Andyrá significa “morcego”, em tupi antigo; e esse é o nome de um dos mestres que Artemísia conhece em sua jornada.

Ex-mercenário, Andyrá sofre uma perda irreparável na vida e se torna recluso, em um templo. Por longos anos, ele se dedica ao estudo da Sabedoria Ancestral e se torna um dos guardiões dos conhecimentos de Sumé, um dos sábios que guiaram povos indígenas tradicionais das terras que hoje formam o Brasil.

A roupa do personagem foi inspirada nos trajes masculinos do Candomblé, assim como os colares de búzios.

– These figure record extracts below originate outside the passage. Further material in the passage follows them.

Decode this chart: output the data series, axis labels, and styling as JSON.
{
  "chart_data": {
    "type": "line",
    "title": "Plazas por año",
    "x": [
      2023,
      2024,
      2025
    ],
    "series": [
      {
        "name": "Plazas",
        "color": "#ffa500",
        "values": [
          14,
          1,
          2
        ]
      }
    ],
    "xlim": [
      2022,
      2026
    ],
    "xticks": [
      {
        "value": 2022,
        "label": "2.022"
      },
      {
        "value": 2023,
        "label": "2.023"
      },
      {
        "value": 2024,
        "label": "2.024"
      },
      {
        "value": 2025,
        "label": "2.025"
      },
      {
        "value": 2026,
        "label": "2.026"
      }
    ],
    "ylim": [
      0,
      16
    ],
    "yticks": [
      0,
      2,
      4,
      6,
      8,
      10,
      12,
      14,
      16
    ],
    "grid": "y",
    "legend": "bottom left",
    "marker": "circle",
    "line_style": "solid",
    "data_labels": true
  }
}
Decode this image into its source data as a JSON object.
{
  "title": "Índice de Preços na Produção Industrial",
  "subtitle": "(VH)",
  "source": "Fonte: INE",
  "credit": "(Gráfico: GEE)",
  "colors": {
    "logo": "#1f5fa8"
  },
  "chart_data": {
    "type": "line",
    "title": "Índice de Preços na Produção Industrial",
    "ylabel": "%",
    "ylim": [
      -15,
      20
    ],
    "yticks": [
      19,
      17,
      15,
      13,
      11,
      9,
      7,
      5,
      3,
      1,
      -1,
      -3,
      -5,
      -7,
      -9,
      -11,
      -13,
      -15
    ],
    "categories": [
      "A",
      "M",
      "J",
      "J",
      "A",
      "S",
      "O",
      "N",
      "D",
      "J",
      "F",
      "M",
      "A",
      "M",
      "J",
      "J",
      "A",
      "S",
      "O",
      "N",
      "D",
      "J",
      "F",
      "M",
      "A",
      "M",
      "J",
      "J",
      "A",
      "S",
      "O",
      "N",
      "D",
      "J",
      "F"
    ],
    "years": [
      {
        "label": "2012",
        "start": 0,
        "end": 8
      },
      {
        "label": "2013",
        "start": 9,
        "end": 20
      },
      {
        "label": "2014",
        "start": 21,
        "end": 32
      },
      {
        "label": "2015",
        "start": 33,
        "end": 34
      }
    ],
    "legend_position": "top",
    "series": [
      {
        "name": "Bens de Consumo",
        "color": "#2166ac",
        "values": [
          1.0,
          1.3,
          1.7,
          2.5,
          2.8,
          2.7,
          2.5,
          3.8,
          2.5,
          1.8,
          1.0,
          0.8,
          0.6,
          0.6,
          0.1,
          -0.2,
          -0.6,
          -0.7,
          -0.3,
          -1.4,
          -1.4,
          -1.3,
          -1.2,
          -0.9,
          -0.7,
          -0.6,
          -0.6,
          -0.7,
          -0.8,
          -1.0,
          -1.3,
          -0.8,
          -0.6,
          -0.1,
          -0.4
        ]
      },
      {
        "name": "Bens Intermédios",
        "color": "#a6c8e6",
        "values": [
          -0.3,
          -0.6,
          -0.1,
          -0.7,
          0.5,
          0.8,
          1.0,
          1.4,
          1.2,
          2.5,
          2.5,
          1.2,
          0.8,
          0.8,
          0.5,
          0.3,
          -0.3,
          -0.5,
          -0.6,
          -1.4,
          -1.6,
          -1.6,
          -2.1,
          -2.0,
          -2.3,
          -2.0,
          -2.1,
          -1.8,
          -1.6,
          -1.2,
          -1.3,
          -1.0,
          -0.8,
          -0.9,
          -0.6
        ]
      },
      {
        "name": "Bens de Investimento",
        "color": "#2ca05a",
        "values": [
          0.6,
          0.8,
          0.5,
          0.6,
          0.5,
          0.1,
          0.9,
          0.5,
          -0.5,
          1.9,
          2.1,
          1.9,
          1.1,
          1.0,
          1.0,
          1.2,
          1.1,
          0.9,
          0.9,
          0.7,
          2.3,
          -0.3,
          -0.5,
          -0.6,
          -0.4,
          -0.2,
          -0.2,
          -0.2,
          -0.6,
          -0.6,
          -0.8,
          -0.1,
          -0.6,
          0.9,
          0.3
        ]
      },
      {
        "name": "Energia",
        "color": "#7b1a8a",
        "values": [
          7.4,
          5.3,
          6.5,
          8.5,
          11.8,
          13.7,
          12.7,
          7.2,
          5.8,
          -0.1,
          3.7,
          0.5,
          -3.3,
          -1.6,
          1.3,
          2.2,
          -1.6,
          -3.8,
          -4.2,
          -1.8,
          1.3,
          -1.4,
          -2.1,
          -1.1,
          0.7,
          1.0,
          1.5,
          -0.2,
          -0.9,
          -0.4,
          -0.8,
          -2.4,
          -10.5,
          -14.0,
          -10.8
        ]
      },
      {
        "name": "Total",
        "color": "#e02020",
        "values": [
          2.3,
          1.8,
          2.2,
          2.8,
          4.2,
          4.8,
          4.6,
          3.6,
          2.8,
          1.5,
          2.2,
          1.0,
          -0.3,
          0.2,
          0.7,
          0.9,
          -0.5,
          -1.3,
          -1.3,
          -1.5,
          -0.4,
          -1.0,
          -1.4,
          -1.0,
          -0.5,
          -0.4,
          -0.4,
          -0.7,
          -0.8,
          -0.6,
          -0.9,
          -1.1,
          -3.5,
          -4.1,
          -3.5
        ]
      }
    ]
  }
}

Entre os colares de búzios há um cordão com um amuleto de madeira, bem rústico, em formado de “S”, símbolo da tradição, que será criada no futuro, que preserva os ensinamentos de Sumé.

Desde que se graduou mestre, Andyrá, quando anda, não toca o chão com seus pés; ele caminha a alguns centímetros acima do solo, é uma levitação quase imperceptível para quem o observa. Assim, o mestre Andyrá não usa calçados, pois, além de não precisar deles, manter os pés descalços é uma homenagem ao velho Sumé, que, segundo a lenda, deixou as marcas de seus pés descalços em diversos locais espalhados pelo Brasil.